Evaluation of the efficacy of aprepitant on the prevention of chemotherapy-ınduced nausea and vomiting and quality of life with functional living ındex emesis
Evaluation of the efficacy of aprepitant on the prevention of chemotherapy-ınduced nausea and vomiting and quality of life with functional living ındex emesis
Objective: Functional Living Index Emesis (FLIE) is developed to evaluate the relationship between emesis and it s effects on patient s daily life and is far more relevant to detect the effectiveness of antiemetic treatment compared with self-diary reports. In this study, the efficacy of oral neurokinin-1 antagonist aprepitant on the prevention of chemotherapy-induced nausea and vomiting and quality of life is evaluated with FLIE. Study Design: Cross sectional study. Material and Methods: Sixty patients with Non-Small Cell Lung Cancer (NSCLC) receiving a chemotherapy regimen consisting of Cisplatin and Docetax- el were evaluated. The patients were prospectively randomized to two groups before the first cycle of chemotherapy. Patients in Group A (31 patients) received 3 daily doses of aprepitant along with oral ondansetron and dexamethasone. The patients in group B (29 patients) received only ondansetron and dexamathasone. The efficacy of both regimens was evaluated by a modified Turkish version of FLIE scale consisting of 18 questions.

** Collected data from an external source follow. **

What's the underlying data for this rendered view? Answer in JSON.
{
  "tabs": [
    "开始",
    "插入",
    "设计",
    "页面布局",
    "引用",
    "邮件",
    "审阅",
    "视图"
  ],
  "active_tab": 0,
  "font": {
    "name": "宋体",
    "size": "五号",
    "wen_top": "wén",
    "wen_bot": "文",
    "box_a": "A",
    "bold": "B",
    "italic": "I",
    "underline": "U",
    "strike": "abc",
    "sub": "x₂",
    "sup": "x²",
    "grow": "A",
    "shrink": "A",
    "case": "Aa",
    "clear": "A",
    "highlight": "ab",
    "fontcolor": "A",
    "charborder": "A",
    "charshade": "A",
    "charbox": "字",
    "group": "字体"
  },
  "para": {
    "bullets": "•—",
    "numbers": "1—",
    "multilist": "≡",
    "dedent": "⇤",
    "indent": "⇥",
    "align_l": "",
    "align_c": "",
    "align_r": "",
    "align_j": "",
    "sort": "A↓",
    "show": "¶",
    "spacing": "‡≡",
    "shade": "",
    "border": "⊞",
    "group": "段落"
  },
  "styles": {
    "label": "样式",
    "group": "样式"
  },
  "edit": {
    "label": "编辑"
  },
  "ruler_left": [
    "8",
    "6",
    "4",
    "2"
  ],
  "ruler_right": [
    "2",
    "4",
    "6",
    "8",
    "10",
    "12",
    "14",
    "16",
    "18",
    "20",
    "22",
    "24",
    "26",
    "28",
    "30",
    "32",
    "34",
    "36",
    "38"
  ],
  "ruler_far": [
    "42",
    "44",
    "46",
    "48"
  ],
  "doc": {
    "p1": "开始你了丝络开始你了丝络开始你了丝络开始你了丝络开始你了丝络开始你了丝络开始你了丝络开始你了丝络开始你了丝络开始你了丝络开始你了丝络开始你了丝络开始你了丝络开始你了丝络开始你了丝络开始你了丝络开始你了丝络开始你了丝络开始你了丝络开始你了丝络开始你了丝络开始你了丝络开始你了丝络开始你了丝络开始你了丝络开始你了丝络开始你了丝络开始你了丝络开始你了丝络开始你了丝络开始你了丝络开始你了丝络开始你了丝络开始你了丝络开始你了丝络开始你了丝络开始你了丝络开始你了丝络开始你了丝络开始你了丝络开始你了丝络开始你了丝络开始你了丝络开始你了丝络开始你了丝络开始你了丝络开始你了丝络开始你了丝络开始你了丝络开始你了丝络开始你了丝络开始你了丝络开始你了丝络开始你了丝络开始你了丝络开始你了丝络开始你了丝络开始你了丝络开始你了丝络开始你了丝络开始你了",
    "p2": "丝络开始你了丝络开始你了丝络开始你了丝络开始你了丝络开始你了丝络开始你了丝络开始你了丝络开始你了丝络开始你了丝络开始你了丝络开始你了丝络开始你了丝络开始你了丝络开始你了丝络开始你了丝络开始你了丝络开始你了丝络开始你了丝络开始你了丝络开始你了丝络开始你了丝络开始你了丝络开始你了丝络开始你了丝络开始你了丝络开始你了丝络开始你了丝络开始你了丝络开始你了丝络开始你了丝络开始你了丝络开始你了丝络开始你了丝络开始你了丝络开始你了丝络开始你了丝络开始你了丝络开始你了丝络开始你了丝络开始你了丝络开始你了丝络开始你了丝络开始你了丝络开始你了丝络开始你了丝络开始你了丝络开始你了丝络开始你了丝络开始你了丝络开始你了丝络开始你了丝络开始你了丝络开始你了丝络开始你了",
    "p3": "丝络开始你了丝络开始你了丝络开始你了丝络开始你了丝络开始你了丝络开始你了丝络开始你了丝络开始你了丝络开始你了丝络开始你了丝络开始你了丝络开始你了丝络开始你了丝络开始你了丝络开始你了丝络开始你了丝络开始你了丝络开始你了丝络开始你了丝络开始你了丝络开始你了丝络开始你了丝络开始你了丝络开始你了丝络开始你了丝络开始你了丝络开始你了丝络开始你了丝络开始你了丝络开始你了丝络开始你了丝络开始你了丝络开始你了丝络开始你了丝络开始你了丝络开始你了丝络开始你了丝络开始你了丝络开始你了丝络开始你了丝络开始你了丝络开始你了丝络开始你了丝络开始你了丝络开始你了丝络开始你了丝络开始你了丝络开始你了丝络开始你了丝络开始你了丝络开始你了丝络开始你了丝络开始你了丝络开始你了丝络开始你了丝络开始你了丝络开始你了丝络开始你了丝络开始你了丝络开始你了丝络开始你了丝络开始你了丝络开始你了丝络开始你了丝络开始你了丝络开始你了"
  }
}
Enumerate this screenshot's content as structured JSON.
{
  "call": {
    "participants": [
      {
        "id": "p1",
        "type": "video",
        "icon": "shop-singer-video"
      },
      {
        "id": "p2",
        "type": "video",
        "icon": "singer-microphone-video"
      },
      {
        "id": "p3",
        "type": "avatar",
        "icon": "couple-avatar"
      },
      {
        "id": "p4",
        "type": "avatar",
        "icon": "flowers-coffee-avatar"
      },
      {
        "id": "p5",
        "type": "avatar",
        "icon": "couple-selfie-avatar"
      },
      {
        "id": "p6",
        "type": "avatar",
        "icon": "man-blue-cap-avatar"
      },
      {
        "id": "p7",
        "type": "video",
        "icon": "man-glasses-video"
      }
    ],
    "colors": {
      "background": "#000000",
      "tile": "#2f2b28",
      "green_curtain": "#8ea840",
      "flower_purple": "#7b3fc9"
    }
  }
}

Results: The number of patients with complete response was 31 in the whole group. Of these 18 patients (58%) were in Group A (Aprepitant) and 13 patients in group B (42%). Median FLIE score in group A was 24.97 (±12.45) while it was 38.1 (±26.987) in group B and the difference was statistically significant (p=0.022). Total score >20 was seen in only 5 of 31 patients in aprepitant group (16%) showing the significant efficiency of aprepitant on quality of life, while in group B, 13 of 29 patients (44%) had total scores >20 (p=0.02). Conclusion: Regarding these findings, it is certain to state that aprepitant in combination with other drugs optimizes protection against both nausea and vomiting compared to the prior standard of care, and must be recommended as first-line therapy for patients who are treated with moderately or highly emetogenic chemotherapy.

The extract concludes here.